Working on your elevator pitch
The elevator pitch is a short, sharp summary of your business that can be effectively delivered between the floors of an elevator. Put it this way you have between floors one and four with your best prospect, alone and uninterrupted in a lift. What do you say that will make him or her want to buy your product or solution and make them want to buy now!

Unfortunately, many people miss the key purpose of the elevator statement: Effective ones are carefully created to be just the right amount of information so that the listener is bound to ask for more. You will know you are on the right track when you get a response that suggests that the listener has had a taste, liked what they heard and want to know more.  If most people just smile and change the subject, your elevator statement needs work.

Working on an elevator pitch may seem like a daunting task but it can be a great exercise in refining your key messages about your business.
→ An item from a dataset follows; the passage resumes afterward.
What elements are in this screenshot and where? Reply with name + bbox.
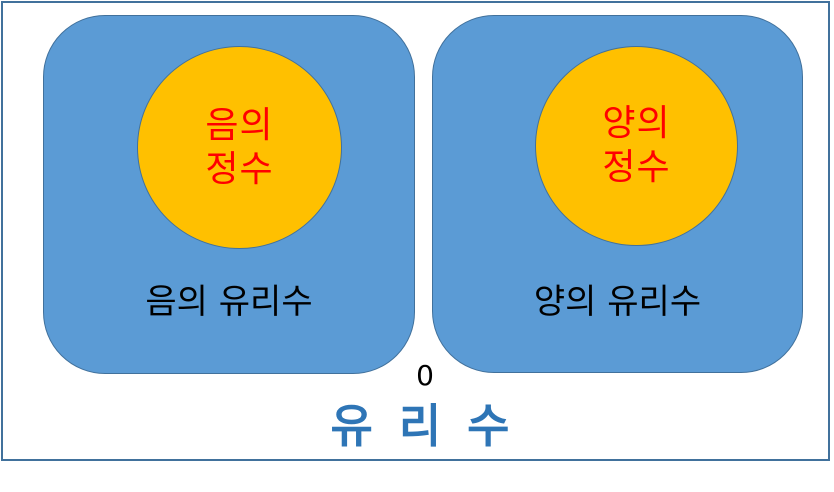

Here are some practical guidelines that can help the process.

Put yourself in the client's shoes

For an elevator statement to be effective, it must be written from the client's perspective. It must deal with their problems and concerns. Ideally it paints a picture of their ideal future; a picture that includes you helping them reach their goals. This really is a case where it's not all about you.

Pull your office staff, and maybe even some marketing students at your local university (it is great experience for them too) together for a brain storming session. Get some butcher's paper with adhesive on the back (available at places like Officeworks) and some markers and get thinking.  Use sweets or chocolates as motivation and to make it a bit more fun. Remember that no idea is a bad idea and encourage people to think differently.
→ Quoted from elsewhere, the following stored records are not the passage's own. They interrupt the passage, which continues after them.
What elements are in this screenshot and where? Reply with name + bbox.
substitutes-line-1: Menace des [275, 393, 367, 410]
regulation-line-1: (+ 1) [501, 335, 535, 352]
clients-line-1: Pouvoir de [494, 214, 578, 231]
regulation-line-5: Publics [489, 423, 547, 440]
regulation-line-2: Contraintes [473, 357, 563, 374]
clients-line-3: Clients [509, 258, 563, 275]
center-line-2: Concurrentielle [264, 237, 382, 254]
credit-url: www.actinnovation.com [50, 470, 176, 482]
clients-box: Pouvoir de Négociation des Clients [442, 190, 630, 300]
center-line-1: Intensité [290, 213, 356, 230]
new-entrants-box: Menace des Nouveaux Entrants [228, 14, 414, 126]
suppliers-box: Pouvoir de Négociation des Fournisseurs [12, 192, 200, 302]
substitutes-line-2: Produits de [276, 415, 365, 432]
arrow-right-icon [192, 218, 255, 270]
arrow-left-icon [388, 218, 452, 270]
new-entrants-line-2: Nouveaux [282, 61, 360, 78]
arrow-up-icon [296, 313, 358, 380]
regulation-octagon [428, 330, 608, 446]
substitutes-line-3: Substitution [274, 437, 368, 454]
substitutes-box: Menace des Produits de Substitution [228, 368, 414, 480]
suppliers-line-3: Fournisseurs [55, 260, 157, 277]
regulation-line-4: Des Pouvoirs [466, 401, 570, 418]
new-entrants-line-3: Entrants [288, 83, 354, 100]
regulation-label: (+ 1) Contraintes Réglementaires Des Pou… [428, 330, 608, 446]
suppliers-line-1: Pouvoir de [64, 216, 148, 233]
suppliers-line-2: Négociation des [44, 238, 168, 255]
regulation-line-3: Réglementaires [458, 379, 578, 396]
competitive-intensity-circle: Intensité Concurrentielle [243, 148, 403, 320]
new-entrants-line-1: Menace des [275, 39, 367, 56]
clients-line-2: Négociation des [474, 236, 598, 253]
Once you get a page filled, pull it off and paste it to the wall. Move on to the next page. You might get three or four pages of reasons. Vote on the top three to five key words or phrases that describe what motivates your clients to work with you.
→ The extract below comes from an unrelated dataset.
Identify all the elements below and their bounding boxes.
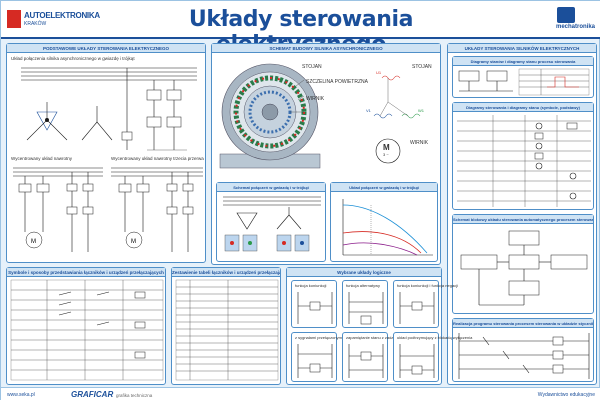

Identify your target market

No successful business can be all things to all people. It is especially important to identify your target audience before crafting your elevator statement because it helps the listener decide if they fit into your target group. Then, try to include your target market in your statement.

Phrase your statement putting benefits first

Remembering that this is about what you can do for your target market phrase your elevator pitch as a benefits first:

"I manage ABC Widgets. We provide ______________, ________________, and ________________, for ________________, so our customers can achieve xy and z."

Commit it to memory

Everyone in your firm needs to memorise your elevator statement. They are all ambassadors for your business and need to be able to have this statement come naturally when they meet a client or a prospect. You should never miss the opportunity for a cost free advertisement and not to mention a pitch for your company.

Test it out on your key stakeholders and your best clients

Let them tell you if it is compelling and motivates them to want to do business with you.

So now that you have your elevator pitch, it's time to get out their and test it. Good luck!